3.1 Characteristics of gene expression from GEO
The gene expression data (GSE93789, GSE101728) were obtained from the GEO data repository (http://www.ncbi.nlm.nih.gov/geo/). After reannotation, 33591 genes in GSE93789 (GPL16956) and 46102 genes in GSE101728 (GPL21047) were obtained. On the basis of the criteria of |log FC|>1 and p-adjusted value<0.05, gene expression data were analyzed for differentially expressed genes using limma package. The GSE93789 had 4553 DEGs, containing 2735 up-regulated and 1818 down-regulated genes. The GSE101728 had 1599 DEGs, containing 657 up-regulated and 942 down-regulated genes. The particular information of GSE93789 and GSE101728 data set and the number of DEGs acquired from the two data sets are displayed in Table 1. We constructed volcano plots to show the significantly DEGs (Fig. 2). We used the heatmap to display the gene expression changes (Fig. 3).
3.2 Clinical data of HCC and the intersected DEGs
The clinical data of HCC patients were obtained from TCGA database. The information of HCC patients mainly containing sex, age, TNM stage, tumor grade, Child–Pugh, residual tumor classification and Ishak fibrosis score were collected, as shown in Table 2. Limma package was used to analyze DEGs on the basis of the criteria of |Log FC| >1 and adjust P value < 0.05. In summary, 148 lncRNAs with 68 up-regulated and 80 down-regulated, 2181 mRNAs with 728 up-regulated and 1453 down-regulated were screened. Venn diagram demonstrates intersected genes both coming from GEO and TCGA. Totally, 289 differentially expressed mRNAs and 10 differentially expressed lncRNAs were acquired (Fig. 4 and Table 3).
3.3 ceRNA network
In order to analyze if these hub lncRNAs and mRNAs existing mRNA-lncRNA-miRNA network, we used the intersected lncRNAs and mRNAs to perform mRNA-lncRNA-miRNA network. Ultimately, four lncRNAs, forty-nine miRNAs and twenty-five mRNAs were involved in mRNA-lncRNA-miRNA network (Fig. 5).

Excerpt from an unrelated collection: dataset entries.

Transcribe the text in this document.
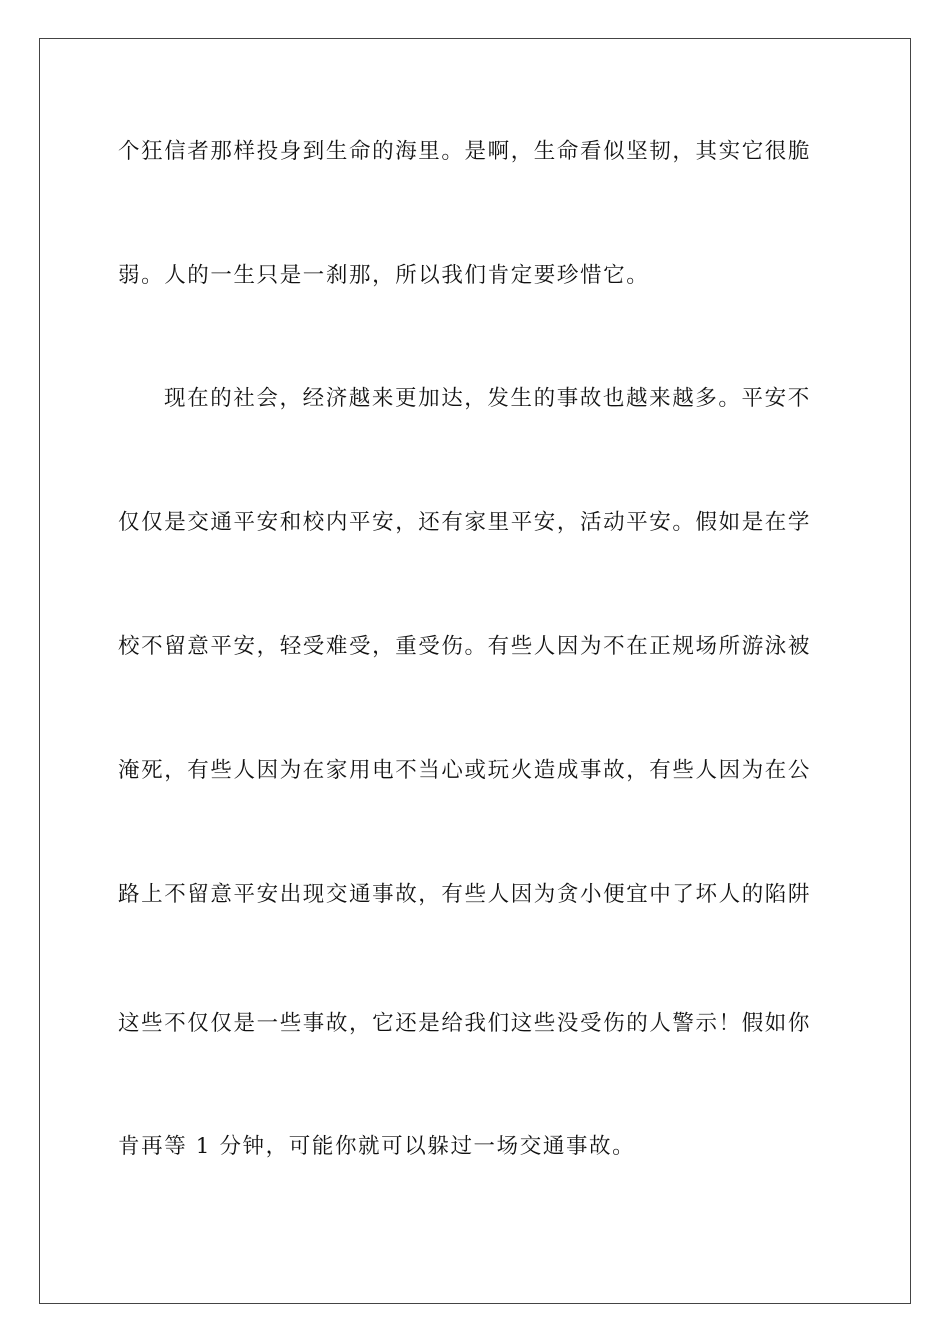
个狂信者那样投身到生命的海里。是啊，生命看似坚韧，其实它很脆
弱。人的一生只是一刹那，所以我们肯定要珍惜它。
现在的社会，经济越来更加达，发生的事故也越来越多。平安不
仅仅是交通平安和校内平安，还有家里平安，活动平安。假如是在学
校不留意平安，轻受难受，重受伤。有些人因为不在正规场所游泳被
淹死，有些人因为在家用电不当心或玩火造成事故，有些人因为在公
路上不留意平安出现交通事故，有些人因为贪小便宜中了坏人的陷阱
这些不仅仅是一些事故，它还是给我们这些没受伤的人警示！假如你
肯再等 1 分钟，可能你就可以躲过一场交通事故。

3.4 GO, KEGG pathway analysis, and PPI network
In order to analyze the underlying biological roles of the hub genes contained in the mRNA-lncRNA-miRNA network, we performed GO and KEGG analysis (Fig. 6). The outcome shown that the biological functions mainly related to nuclear division, sister chromatid segregation, organelle fission and chromosome segregation, while the molecular functions gathered in monooxygenase activity, oxidoreductase activity, iron ion binding and heme binding. The KEGG pathway analysis demonstrated that most of the genes were related to cell cycle, p53 signaling pathway, oocyte meiosis, complement and coagulation cascades and progesterone-mediated oocyte maturation. Furthermore, differentially expressed mRNAs were used to construct PPI network by STRING. The outcome demonstrated that most genes are associated with cell cycle.

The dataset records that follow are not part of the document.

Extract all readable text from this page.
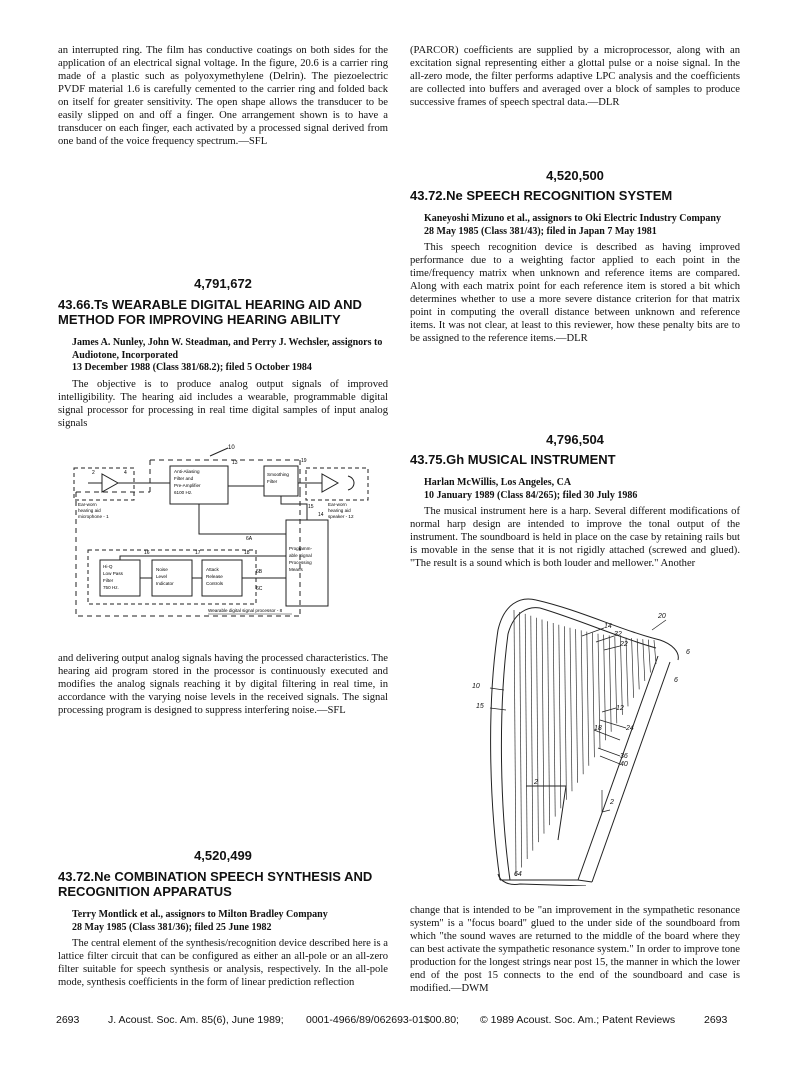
an interrupted ring. The film has conductive coatings on both sides for the application of an electrical signal voltage. In the figure, 20.6 is a carrier ring made of a plastic such as polyoxymethylene (Delrin). The piezoelectric PVDF material 1.6 is carefully cemented to the carrier ring and folded back on itself for greater sensitivity. The open shape allows the transducer to be easily slipped on and off a finger. One arrangement shown is to have a transducer on each finger, each activated by a processed signal derived from one band of the voice frequency spectrum.—SFL

4,791,672

43.66.Ts WEARABLE DIGITAL HEARING AID AND METHOD FOR IMPROVING HEARING ABILITY

James A. Nunley, John W. Steadman, and Perry J. Wechsler, assignors to Audiotone, Incorporated

13 December 1988 (Class 381/68.2); filed 5 October 1984

The objective is to produce analog output signals of improved intelligibility. The hearing aid includes a wearable, programmable digital signal processor for processing in real time digital samples of input analog signals

10
13	19
15
14
16	17	18
6A
6B
6C
2	4	Anti-Aliasing
Filter and
Pre-Amplifier
6100 Hz.
Smoothing
Filter
Programm-
able Signal
Processing
Means
Hi-Q
Low Pass
Filter
750 Hz.
Noise
Level
Indicator
Attack
Release
Controls
Ear-worn
hearing aid
microphone - 1
Ear-worn
hearing aid
speaker - 12
Wearable digital signal processor - 8

and delivering output analog signals having the processed characteristics. The hearing aid program stored in the processor is continuously executed and modifies the analog signals reaching it by digital filtering in real time, in accordance with the varying noise levels in the received signals. The signal processing program is designed to suppress interfering noise.—SFL

4,520,499

43.72.Ne COMBINATION SPEECH SYNTHESIS AND RECOGNITION APPARATUS

Terry Montlick et al., assignors to Milton Bradley Company

28 May 1985 (Class 381/36); filed 25 June 1982

The central element of the synthesis/recognition device described here is a lattice filter circuit that can be configured as either an all-pole or an all-zero filter suitable for speech synthesis or analysis, respectively. In the all-pole mode, synthesis coefficients in the form of linear prediction reflection

(PARCOR) coefficients are supplied by a microprocessor, along with an excitation signal representing either a glottal pulse or a noise signal. In the all-zero mode, the filter performs adaptive LPC analysis and the coefficients are collected into buffers and averaged over a block of samples to produce successive frames of speech spectral data.—DLR

4,520,500

43.72.Ne SPEECH RECOGNITION SYSTEM

Kaneyoshi Mizuno et al., assignors to Oki Electric Industry Company

28 May 1985 (Class 381/43); filed in Japan 7 May 1981

This speech recognition device is described as having improved performance due to a weighting factor applied to each point in the time/frequency matrix when unknown and reference items are compared. Along with each matrix point for each reference item is stored a bit which determines whether to use a more severe distance criterion for that matrix point in computing the overall distance between unknown and reference items. It was not clear, at least to this reviewer, how these penalty bits are to be assigned to the reference items.—DLR

4,796,504

43.75.Gh MUSICAL INSTRUMENT

Harlan McWillis, Los Angeles, CA

10 January 1989 (Class 84/265); filed 30 July 1986

The musical instrument here is a harp. Several different modifications of normal harp design are intended to improve the tonal output of the instrument. The soundboard is held in place on the case by retaining rails but is movable in the sense that it is not rigidly attached (screwed and glued). "The result is a sound which is both louder and mellower." Another

14
32
22
20
6
6
10
15	12
24
18
36
40
2
2
64

change that is intended to be "an improvement in the sympathetic resonance system" is a "focus board" glued to the under side of the soundboard from which "the sound waves are returned to the middle of the board where they can best activate the sympathetic resonance system." In order to improve tone production for the longest strings near post 15, the manner in which the lower end of the post 15 connects to the end of the soundboard and case is modified.—DWM

2693	J. Acoust. Soc. Am. 85(6), June 1989; 0001-4966/89/062693-01$00.80; © 1989 Acoust. Soc. Am.; Patent Reviews	2693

3.5 Prognostic value of hub lncRNAs and mRNAs in patients with HCC
In order to find out whether the hub lncRNAs and mRNAs involved in the mRNA-lncRNA-miRNA network were related to the prognosis of HCC patients, we analyzed the hub gene expression and the survival data in TCGA. Because some patients didn’t have intact information to do survival analysis, 415 cases were obtained in the end. In the four hub lncRNAs, the result demonstrated that lncRNA GSEC was obviously significant associated with the overall survival (OS) (P < 0.05). The expression of GSEC was negatively correlated with survival time of HCC. In the 25 hub mRNAs, the result shown that 12 mRNAs were related to the OS of HCC: B3GNT5(P<0.001), SORBS2(P=0.037), ENAH(P=0.003), SUCO(P=0.004), ESR1(P=0.006), FAT4(P=0.047), SLC38A2(P=0.012), MASP1(P=0.031), GHR(P=0.007), PARPBP(P=0.002), RRM2(P<0.001) and MMS22L(P<0.001). The high levels of SORBS2, ESR1, FAT4, MASP1 and GHR predicted good prognosis, but seven mRNAs had a negative correlation with the OS of HCC. The results of KM analysis are displayed in Figure 7.